Itch. Whim. Interesting words.
By making that choice of taking the sabbatical (not an easy one at any given time), I was essentially responding to conditioning (unexplained, compelling urge from within), throwing myself into a sea of triggers that would manifest what lay hidden and beneath the floorboards of my life, causing it to tap out in big, bold morse code - “Hear me you dufus! I’m as much yours as that blackhead on the side of your nose (and more useful). Use me!”
Over the years, I kept responding more and more readily to such calls from the deep.
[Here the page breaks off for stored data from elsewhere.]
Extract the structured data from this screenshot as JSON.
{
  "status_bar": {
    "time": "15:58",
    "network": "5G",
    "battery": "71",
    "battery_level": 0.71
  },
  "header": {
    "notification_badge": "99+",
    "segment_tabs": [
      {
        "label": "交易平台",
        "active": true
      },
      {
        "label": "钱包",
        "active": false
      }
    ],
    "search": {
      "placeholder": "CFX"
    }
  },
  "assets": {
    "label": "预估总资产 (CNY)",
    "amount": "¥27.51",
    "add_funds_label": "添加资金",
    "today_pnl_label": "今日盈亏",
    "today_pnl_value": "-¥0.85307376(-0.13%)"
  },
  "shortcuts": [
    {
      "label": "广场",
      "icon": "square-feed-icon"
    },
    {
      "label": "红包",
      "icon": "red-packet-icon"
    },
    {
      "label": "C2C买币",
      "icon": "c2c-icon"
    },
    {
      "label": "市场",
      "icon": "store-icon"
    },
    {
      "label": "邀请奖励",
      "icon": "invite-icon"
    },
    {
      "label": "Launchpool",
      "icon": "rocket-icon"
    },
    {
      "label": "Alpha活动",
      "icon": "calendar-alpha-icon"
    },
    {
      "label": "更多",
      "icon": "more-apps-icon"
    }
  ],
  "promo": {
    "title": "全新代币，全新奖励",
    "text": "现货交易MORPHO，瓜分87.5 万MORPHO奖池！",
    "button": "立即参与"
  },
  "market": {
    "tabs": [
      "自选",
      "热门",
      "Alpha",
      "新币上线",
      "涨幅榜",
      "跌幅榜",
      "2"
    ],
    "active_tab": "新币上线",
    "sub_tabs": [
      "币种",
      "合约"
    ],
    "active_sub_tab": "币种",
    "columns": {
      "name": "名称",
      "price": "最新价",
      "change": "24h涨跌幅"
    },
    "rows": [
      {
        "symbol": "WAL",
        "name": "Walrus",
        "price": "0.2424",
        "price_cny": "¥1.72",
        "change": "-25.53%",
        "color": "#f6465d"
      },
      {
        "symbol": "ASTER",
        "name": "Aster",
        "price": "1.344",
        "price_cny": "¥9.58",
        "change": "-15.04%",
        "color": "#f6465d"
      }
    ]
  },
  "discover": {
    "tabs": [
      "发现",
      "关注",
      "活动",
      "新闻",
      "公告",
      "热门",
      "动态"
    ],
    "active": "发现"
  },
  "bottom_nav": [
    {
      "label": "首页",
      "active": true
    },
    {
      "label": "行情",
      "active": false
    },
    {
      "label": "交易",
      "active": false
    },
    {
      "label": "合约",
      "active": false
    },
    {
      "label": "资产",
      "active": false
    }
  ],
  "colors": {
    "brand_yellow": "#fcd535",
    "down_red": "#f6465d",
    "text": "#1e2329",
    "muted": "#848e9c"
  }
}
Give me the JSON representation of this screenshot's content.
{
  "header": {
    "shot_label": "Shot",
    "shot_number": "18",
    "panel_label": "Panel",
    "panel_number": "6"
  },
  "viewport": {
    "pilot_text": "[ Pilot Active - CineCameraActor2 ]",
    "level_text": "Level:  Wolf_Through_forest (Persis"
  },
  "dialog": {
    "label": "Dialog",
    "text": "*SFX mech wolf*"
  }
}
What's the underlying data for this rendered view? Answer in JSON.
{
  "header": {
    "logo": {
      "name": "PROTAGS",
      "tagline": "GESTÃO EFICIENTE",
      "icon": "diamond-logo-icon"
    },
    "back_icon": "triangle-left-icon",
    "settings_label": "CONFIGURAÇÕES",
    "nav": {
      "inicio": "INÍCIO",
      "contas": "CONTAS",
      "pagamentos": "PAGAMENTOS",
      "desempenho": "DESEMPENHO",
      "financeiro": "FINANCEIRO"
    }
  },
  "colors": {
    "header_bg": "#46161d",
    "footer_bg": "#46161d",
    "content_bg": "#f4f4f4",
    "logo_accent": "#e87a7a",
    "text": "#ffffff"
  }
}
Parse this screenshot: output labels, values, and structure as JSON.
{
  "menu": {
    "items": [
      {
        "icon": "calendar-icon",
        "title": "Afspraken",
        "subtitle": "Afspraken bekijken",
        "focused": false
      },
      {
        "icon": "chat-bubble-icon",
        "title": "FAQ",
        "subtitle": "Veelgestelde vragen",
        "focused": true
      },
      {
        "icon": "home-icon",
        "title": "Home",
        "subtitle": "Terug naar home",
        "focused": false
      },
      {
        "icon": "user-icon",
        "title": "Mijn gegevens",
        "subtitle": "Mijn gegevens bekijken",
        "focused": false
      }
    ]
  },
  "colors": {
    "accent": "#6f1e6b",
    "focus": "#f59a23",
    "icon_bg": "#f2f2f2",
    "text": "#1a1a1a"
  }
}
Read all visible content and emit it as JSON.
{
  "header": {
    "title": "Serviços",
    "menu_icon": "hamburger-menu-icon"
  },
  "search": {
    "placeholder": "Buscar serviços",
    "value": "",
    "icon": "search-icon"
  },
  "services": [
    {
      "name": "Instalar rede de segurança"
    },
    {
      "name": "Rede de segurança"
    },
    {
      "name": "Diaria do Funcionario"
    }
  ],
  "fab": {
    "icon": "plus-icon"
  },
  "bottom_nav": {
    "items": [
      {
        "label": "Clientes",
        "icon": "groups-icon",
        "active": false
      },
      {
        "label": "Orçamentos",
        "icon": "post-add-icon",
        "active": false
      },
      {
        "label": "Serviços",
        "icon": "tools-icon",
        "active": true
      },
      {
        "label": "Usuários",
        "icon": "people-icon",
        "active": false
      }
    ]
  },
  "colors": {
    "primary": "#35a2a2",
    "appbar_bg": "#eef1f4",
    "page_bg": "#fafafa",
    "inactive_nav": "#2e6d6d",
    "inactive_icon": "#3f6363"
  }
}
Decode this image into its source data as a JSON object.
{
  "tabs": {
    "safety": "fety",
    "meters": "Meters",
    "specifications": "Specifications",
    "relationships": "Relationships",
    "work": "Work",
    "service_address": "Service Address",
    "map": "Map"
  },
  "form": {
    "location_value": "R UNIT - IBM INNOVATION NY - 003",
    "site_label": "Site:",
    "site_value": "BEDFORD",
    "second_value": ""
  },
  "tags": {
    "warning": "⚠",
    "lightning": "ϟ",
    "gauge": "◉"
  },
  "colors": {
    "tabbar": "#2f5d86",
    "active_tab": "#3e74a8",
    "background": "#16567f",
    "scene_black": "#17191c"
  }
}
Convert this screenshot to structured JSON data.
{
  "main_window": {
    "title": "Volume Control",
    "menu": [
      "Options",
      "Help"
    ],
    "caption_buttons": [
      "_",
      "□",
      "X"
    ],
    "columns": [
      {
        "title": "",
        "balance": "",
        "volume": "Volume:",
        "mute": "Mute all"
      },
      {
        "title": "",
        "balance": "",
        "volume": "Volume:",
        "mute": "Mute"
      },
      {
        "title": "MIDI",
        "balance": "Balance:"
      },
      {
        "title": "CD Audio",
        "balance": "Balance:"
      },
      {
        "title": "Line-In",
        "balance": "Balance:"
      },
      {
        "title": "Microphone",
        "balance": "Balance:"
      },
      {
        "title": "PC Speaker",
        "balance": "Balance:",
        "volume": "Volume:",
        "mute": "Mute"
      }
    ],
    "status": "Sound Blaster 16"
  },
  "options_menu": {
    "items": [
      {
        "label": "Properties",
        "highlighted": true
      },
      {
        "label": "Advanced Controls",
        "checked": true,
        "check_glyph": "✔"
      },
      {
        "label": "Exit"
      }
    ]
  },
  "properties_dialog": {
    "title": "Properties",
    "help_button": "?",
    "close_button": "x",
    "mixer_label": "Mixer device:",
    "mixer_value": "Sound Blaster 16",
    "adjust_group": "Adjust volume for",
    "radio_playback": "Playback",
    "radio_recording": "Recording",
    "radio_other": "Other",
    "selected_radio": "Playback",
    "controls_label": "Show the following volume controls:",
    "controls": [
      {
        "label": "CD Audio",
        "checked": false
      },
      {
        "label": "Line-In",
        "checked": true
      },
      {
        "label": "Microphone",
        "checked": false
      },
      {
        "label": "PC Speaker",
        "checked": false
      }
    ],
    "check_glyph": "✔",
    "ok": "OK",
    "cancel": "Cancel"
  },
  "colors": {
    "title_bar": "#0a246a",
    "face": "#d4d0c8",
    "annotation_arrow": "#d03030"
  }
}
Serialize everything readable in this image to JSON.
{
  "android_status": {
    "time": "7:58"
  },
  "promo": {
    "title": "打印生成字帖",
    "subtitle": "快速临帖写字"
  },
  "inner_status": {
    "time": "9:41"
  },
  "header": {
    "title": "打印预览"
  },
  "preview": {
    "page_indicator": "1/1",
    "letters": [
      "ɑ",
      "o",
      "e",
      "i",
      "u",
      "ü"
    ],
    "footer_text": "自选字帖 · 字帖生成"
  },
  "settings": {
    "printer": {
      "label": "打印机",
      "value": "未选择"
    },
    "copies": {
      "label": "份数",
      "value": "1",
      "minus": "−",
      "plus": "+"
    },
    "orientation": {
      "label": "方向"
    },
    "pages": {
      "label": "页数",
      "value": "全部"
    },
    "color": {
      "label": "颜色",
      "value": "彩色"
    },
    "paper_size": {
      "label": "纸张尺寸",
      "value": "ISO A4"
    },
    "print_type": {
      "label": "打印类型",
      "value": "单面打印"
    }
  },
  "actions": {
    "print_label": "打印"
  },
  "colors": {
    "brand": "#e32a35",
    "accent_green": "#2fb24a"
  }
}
The other night I asked myself a question about something I did not understand well, something I needed to write about. That night I had a poignant dream in which I felt surprising, truthful emotions that were not unrelated to my question. I came away from sleep with insight. I had asked nobody else except myself.
I’d like to tell you that it was as simple as that, but in truth - I feel that was both simple, and…not. It has something to do with what the beliefs I hold as true about my life.
My relationship with belief tells me that that it’s most powerful in its simplest and most uncomplicated form. But we live in a complicated world that challenges this idea with scepticism. So when my dreams push something towards me, I can imagine a scenario where I dismiss it all as some emo short-circuit during slumber only to be regarded through the sour lens of suspicion or embarrassment, never to be discussed again.
Dear YUer, I choose belief.
It’s an easy choice. If I chose differently, I feel I’d be denying a rich, fertile resource that my life’s giving me for free.
The stuff from my dreams is served up HOT, like flaming coals of life that I catch as they burn through the stratosphere of my inner world and get pulled into my consciousness by some gravitation that I feel I create.
This gravitation, I hazard, is nothing but my belief.
I wish you belief, dearest Yet Untitler. May it hurtle you towards everything you desire.
Lots of love
V
PS
Something other than a dream woke me up the night after publishing. I didn’t mention a very important resource that feeds into my world - my collaborators.
They too have precious stuff hidden under the floorboards of their lives which they painstakingly and generously give me to place in our work.
You all know who you are. Pulling you all towards my life, that too perhaps happened by virtue of some amazing gravitation.